Workshop dan pelatihan penulisan isu rokok ini diselenggarakan dalam rangka memperingati Hari Anti Tembakau Sedunia tanggal 31 Mei. Workshop menghadirkan narasumber Ketua IATMI Bali I Made Kertaduana,MPA yang membawakan materi “Remaja dan anak-anak adalah target industri rokok”, dan Dinas Kesehatan Provinsi Bali yang membawakan materi “KTR, sejauh mana pemerintah dan masyarakat berperan”. Sedangkan pelatihan penulisan menghadirkan jurnalis dari AJI Bali yang memberikan materi “Teknik menulis berita” dan Bagja Hidayat dari Tempo yang membawakan materi “Menggali isu pengendalian tembakau”.
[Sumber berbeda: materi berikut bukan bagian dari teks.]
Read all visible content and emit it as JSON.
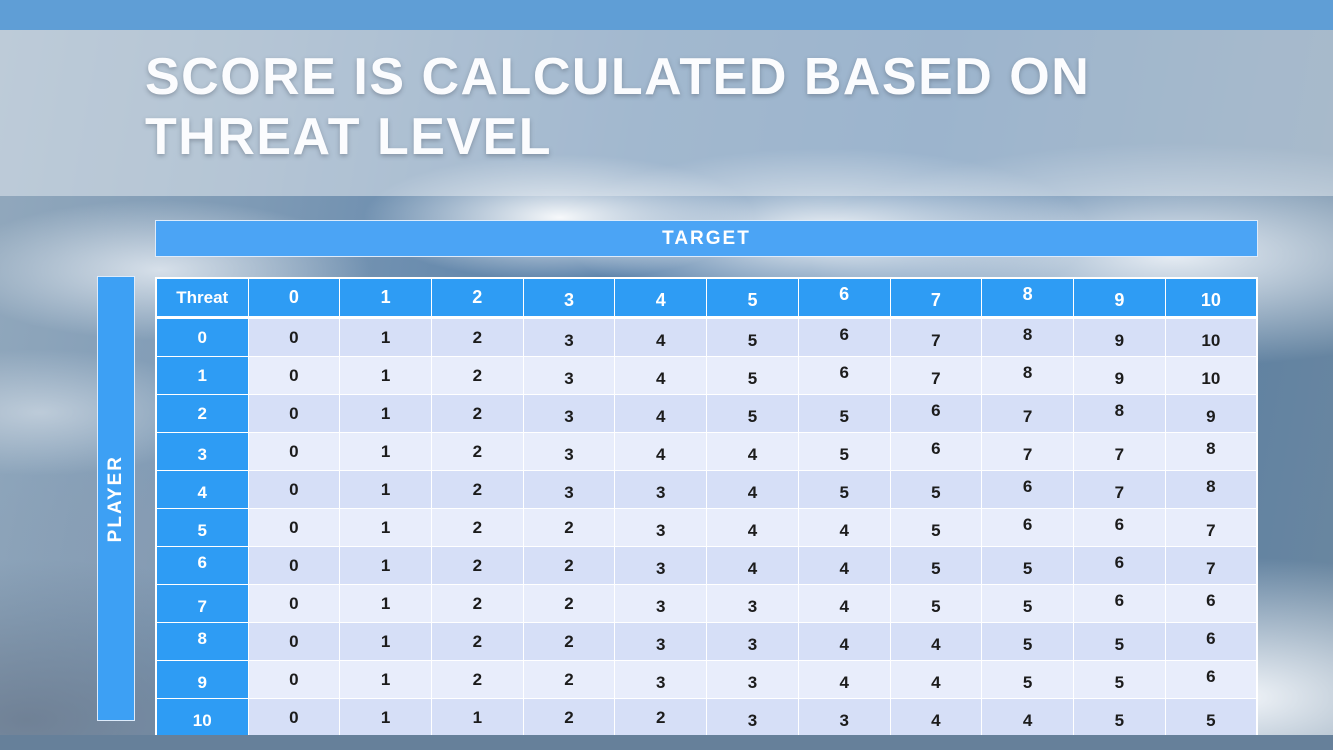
{
  "slide": {
    "title_line1": "SCORE IS CALCULATED BASED ON",
    "title_line2": "THREAT LEVEL"
  },
  "matrix": {
    "target_label": "TARGET",
    "player_label": "PLAYER",
    "corner_label": "Threat",
    "column_headers": [
      "0",
      "1",
      "2",
      "3",
      "4",
      "5",
      "6",
      "7",
      "8",
      "9",
      "10"
    ],
    "rows": [
      {
        "threat": "0",
        "scores": [
          "0",
          "1",
          "2",
          "3",
          "4",
          "5",
          "6",
          "7",
          "8",
          "9",
          "10"
        ]
      },
      {
        "threat": "1",
        "scores": [
          "0",
          "1",
          "2",
          "3",
          "4",
          "5",
          "6",
          "7",
          "8",
          "9",
          "10"
        ]
      },
      {
        "threat": "2",
        "scores": [
          "0",
          "1",
          "2",
          "3",
          "4",
          "5",
          "5",
          "6",
          "7",
          "8",
          "9"
        ]
      },
      {
        "threat": "3",
        "scores": [
          "0",
          "1",
          "2",
          "3",
          "4",
          "4",
          "5",
          "6",
          "7",
          "7",
          "8"
        ]
      },
      {
        "threat": "4",
        "scores": [
          "0",
          "1",
          "2",
          "3",
          "3",
          "4",
          "5",
          "5",
          "6",
          "7",
          "8"
        ]
      },
      {
        "threat": "5",
        "scores": [
          "0",
          "1",
          "2",
          "2",
          "3",
          "4",
          "4",
          "5",
          "6",
          "6",
          "7"
        ]
      },
      {
        "threat": "6",
        "scores": [
          "0",
          "1",
          "2",
          "2",
          "3",
          "4",
          "4",
          "5",
          "5",
          "6",
          "7"
        ]
      },
      {
        "threat": "7",
        "scores": [
          "0",
          "1",
          "2",
          "2",
          "3",
          "3",
          "4",
          "5",
          "5",
          "6",
          "6"
        ]
      },
      {
        "threat": "8",
        "scores": [
          "0",
          "1",
          "2",
          "2",
          "3",
          "3",
          "4",
          "4",
          "5",
          "5",
          "6"
        ]
      },
      {
        "threat": "9",
        "scores": [
          "0",
          "1",
          "2",
          "2",
          "3",
          "3",
          "4",
          "4",
          "5",
          "5",
          "6"
        ]
      },
      {
        "threat": "10",
        "scores": [
          "0",
          "1",
          "1",
          "2",
          "2",
          "3",
          "3",
          "4",
          "4",
          "5",
          "5"
        ]
      }
    ]
  },
  "colors": {
    "header_blue": "#2e9cf4",
    "target_bar_blue": "#4ba4f5",
    "player_bar_blue": "#3da0f4",
    "row_even": "#d6dff7",
    "row_odd": "#e8edfb",
    "top_bar": "#5f9ed6",
    "bottom_bar": "#66809a"
  }
}
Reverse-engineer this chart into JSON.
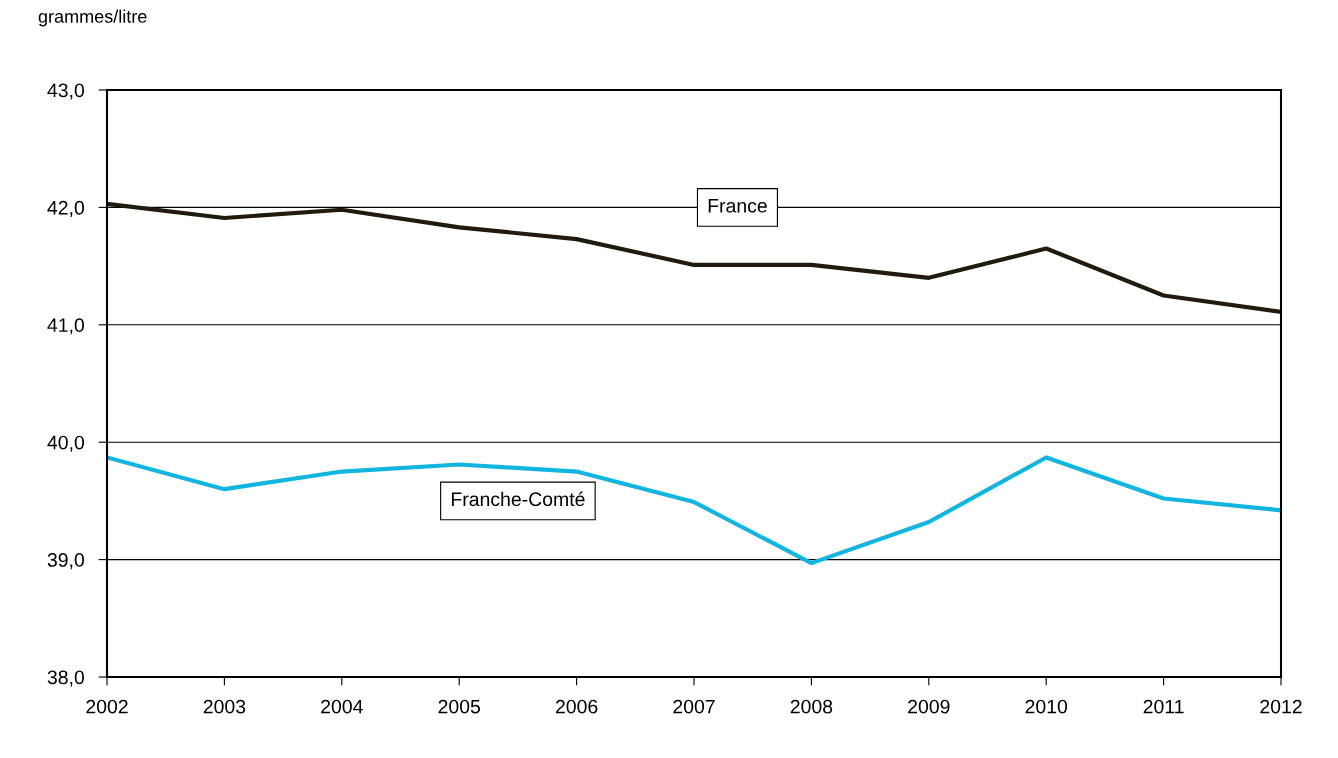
{
  "chart_data": {
    "type": "line",
    "ylabel": "grammes/litre",
    "x": [
      2002,
      2003,
      2004,
      2005,
      2006,
      2007,
      2008,
      2009,
      2010,
      2011,
      2012
    ],
    "series": [
      {
        "name": "France",
        "color": "#231a0e",
        "values": [
          42.03,
          41.91,
          41.98,
          41.83,
          41.73,
          41.51,
          41.51,
          41.4,
          41.65,
          41.25,
          41.11
        ]
      },
      {
        "name": "Franche-Comté",
        "color": "#12b5e0",
        "values": [
          39.87,
          39.6,
          39.75,
          39.81,
          39.75,
          39.49,
          38.97,
          39.32,
          39.87,
          39.52,
          39.42
        ]
      }
    ],
    "xlim": [
      2002,
      2012
    ],
    "xticks": [
      2002,
      2003,
      2004,
      2005,
      2006,
      2007,
      2008,
      2009,
      2010,
      2011,
      2012
    ],
    "ylim": [
      38,
      43
    ],
    "yticks": [
      {
        "value": 38,
        "label": "38,0"
      },
      {
        "value": 39,
        "label": "39,0"
      },
      {
        "value": 40,
        "label": "40,0"
      },
      {
        "value": 41,
        "label": "41,0"
      },
      {
        "value": 42,
        "label": "42,0"
      },
      {
        "value": 43,
        "label": "43,0"
      }
    ],
    "grid": "y",
    "legend": false,
    "marker": "none",
    "line_style": "solid"
  }
}
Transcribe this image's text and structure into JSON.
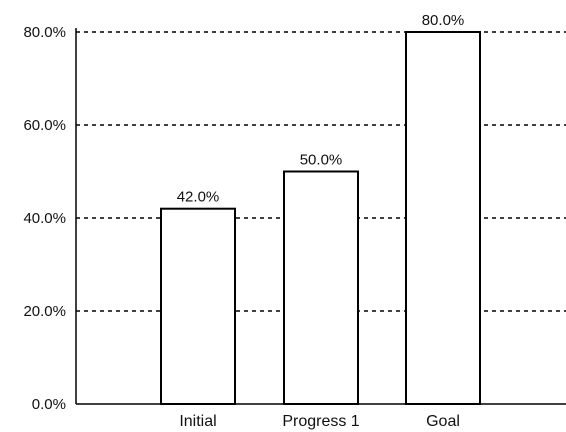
{
  "chart_data": {
    "type": "bar",
    "categories": [
      "Initial",
      "Progress 1",
      "Goal"
    ],
    "values": [
      42.0,
      50.0,
      80.0
    ],
    "value_labels": [
      "42.0%",
      "50.0%",
      "80.0%"
    ],
    "yticks": [
      0,
      20,
      40,
      60,
      80
    ],
    "ytick_labels": [
      "0.0%",
      "20.0%",
      "40.0%",
      "60.0%",
      "80.0%"
    ],
    "ylim": [
      0,
      80
    ],
    "grid": true,
    "title": "",
    "xlabel": "",
    "ylabel": ""
  }
}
Para peserta berasal dari SMAN 1 Abiansemal yakni I Putu Chandra Guna Krisna dan I Gede Bayu Somantara, SMAN 1 Kuta Utara yakni Pandu Phala Sukma Dewanti, SMA PGRI 1 Denpasar yakni Ana Dwi Nuryanti, SMAN 5 Denpasar Ida Ayu Radinia AS, Ni Nyoman Ayulita Andayani dan Annisya Handini. Dari SMA Muhammadyah 1 Denpasar Anti Sofie Salamah, Nurtri Keviana dan Zahwa Nur Indah Liswandari, SMAN 6 Denpasar Ni Komang Ayu Wahyuni, SMAN 1 Tabanan Ni Putu Sri Pratiwi, SMAN 1 Denpasar I Gusti lanang Agung Kharisma W dan Made Nita Sintari, SMAN 8 Denpasar Ida Ayu Werdi Wistasari, SMAN 3 Denpasar Ni Pt Sri Utami Dewi dan Oktaria Asmarani, FAD Gianyar Kadek Dody Pranata, Luh Mery Wedayanti, I Wayan Dedi Putra, AA Istri Devi Wulandari dan Pande Pt Priyanthi D Negara dan SMA PGRI 2 Denpasar Ni Nyoman Tri Sukadani dan Ni Nyoman Tri Sukadani.
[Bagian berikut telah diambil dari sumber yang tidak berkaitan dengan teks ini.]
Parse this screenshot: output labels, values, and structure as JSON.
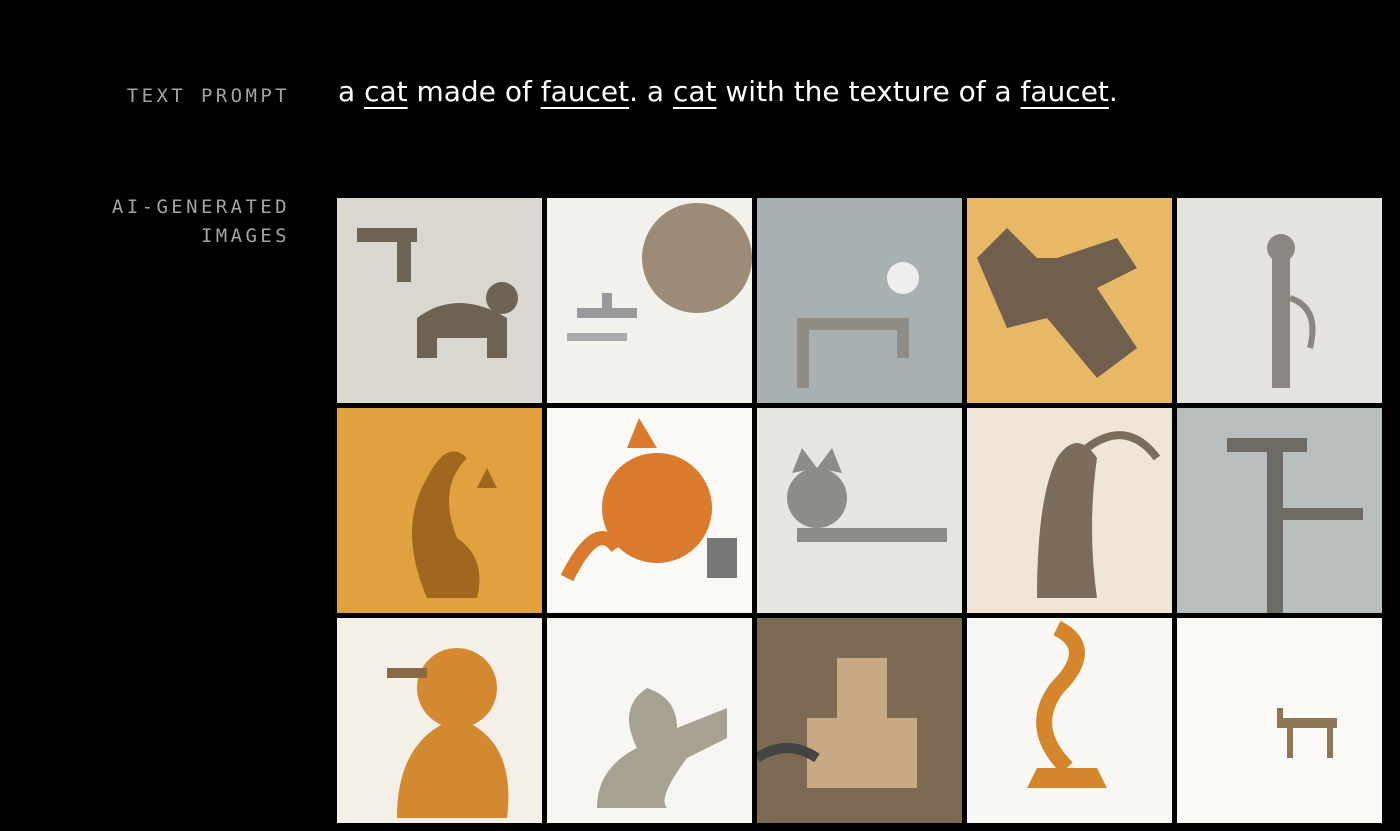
{
  "labels": {
    "text_prompt": "TEXT PROMPT",
    "generated_line1": "AI-GENERATED",
    "generated_line2": "IMAGES"
  },
  "prompt": {
    "p1": "a ",
    "k1": "cat",
    "p2": " made of ",
    "k2": "faucet",
    "p3": ". a ",
    "k3": "cat",
    "p4": " with the texture of a ",
    "k4": "faucet",
    "p5": "."
  },
  "images": [
    {
      "bg": "#d9d7d0",
      "accent": "#6e6253",
      "subject": "brass faucet merged with dark cat figure"
    },
    {
      "bg": "#f3f1ec",
      "accent": "#8c7a63",
      "subject": "tabby cat beside small chrome faucet"
    },
    {
      "bg": "#a9b0b2",
      "accent": "#8f8b85",
      "subject": "wall faucet with cat head handle"
    },
    {
      "bg": "#e7b865",
      "accent": "#6f5f4c",
      "subject": "cat head on metal spout"
    },
    {
      "bg": "#e4e3df",
      "accent": "#8b8680",
      "subject": "chrome cat-shaped faucet"
    },
    {
      "bg": "#e2a13f",
      "accent": "#a1671e",
      "subject": "orange cat silhouette with tail faucet"
    },
    {
      "bg": "#faf9f6",
      "accent": "#d97a2d",
      "subject": "orange cartoon cat with tap"
    },
    {
      "bg": "#e7e6e3",
      "accent": "#8e8c88",
      "subject": "cat head on chrome faucet"
    },
    {
      "bg": "#efe6d8",
      "accent": "#7c6c5c",
      "subject": "silver faucet cat"
    },
    {
      "bg": "#b8bdbd",
      "accent": "#6e6a64",
      "subject": "tall faucet with cat handle"
    },
    {
      "bg": "#f4efe7",
      "accent": "#d2892f",
      "subject": "tabby cat with faucet"
    },
    {
      "bg": "#f7f6f2",
      "accent": "#a7a191",
      "subject": "ceramic cat faucet"
    },
    {
      "bg": "#7d6a53",
      "accent": "#c9a984",
      "subject": "wooden faucet block"
    },
    {
      "bg": "#f9f8f5",
      "accent": "#d5862d",
      "subject": "orange cat tail faucet"
    },
    {
      "bg": "#faf9f6",
      "accent": "#8f7655",
      "subject": "tiny faucet cat"
    }
  ]
}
Menurut Sekretaris LPA Provinsi Bali Titik Suhariyati, perilaku merokok pada remaja umumnya semakin lama semakin meningkat sesuai dengan tahap perkembangannya yang ditandai dengan meningkatnya frekuensi dan intensitas merokok. Dan celakanya rokok sering membuat remaja mengalami ketergantungan nikotin. Melalui pelatihan penulisan isu rokok bagi jurnalis muda diharapkan mereka sebagai generasi muda memiliki pemahaman lebih dini rokok dan Perda Kawasan Tanpa Rokok (KTR) dan melalui tulisan mereka ikut serta memperluas wawasan kepada banyak orang mengenai bahaya rokok terutama kepada teman-teman sebayanya.